Ion stress (MT1X-GFP)
Ion stress is the imbalance of the cellular ion homeostasis. Both physiological as well as xenobiotic ions can disrupt this balance. Ions (heavy metals) can bind to oxygen, nitrogen and sulfhydryl groups in proteins. This can alter enzymatic activity and increase the ROS or RNS stress, resulting in a variety of pathologies. MT1X is a metallothionein which is strongly upregulated upon ion stress and capable of binding ions and detoxify them.
Protein stress (HSPA1B-GFP)
Protein stress is the imbalance of protein homeostasis, a condition that is broader then unfolded protein response/ER stress. Protein stress is induced after increased temperatures, oxidative stress, ER stress and heavy metal stress. Unfolded or misfolded proteins can cause several pathologies like cancer, drug-induced liver injury (DILI) and several neurogenerative diseases. HSPA1B is a chaperone involved in protein folding and strongly induced after protein stress.

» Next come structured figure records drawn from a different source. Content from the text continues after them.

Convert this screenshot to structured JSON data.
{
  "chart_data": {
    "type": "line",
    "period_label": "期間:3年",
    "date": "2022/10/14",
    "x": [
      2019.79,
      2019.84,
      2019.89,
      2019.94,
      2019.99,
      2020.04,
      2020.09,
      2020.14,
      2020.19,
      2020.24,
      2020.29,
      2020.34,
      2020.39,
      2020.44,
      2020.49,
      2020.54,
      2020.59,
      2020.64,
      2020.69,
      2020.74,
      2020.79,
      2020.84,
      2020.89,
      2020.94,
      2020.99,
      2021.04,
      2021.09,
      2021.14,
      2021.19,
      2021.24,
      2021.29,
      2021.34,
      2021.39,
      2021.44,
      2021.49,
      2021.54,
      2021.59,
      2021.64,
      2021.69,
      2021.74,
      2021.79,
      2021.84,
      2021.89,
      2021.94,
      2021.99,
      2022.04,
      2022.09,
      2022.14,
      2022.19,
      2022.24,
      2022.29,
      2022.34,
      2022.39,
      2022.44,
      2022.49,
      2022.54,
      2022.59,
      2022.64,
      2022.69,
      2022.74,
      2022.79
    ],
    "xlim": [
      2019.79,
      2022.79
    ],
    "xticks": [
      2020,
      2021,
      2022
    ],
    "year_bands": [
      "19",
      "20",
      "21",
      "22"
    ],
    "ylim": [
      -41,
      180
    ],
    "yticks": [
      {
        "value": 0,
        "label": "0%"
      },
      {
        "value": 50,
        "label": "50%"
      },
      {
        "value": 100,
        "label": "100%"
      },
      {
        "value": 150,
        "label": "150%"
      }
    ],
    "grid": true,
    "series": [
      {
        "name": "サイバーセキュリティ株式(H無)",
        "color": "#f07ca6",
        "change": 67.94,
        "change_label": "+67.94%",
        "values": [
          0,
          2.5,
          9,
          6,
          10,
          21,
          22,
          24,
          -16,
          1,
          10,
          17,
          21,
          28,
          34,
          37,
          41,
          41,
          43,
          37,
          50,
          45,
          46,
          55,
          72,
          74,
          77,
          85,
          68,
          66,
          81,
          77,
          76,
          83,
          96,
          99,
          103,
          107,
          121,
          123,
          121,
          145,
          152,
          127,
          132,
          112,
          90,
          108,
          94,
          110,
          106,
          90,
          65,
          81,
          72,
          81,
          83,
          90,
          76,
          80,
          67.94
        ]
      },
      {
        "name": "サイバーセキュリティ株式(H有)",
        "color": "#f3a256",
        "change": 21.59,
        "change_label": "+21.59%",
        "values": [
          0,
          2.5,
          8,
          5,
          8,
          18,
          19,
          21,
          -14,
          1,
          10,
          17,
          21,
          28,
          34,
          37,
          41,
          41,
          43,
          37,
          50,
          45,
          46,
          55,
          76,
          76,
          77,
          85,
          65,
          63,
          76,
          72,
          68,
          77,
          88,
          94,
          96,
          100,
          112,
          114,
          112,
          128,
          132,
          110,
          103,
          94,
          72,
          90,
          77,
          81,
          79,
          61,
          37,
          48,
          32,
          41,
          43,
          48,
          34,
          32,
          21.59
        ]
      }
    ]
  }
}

Inflammation is a protective response to harmful stimuli such as pathogens, damaged cells or irritants. Chemicals can affect this process directly, causing the irritation or damage or by inhibiting the inflammation response. Both can lead to a variety of pathologies like drug-induced liver injury (DILI), atherosclerosis, fever. ICAM1 is a protein involved in leucocyte requirement/binding and is induced after cytokine-induced inflammation responses.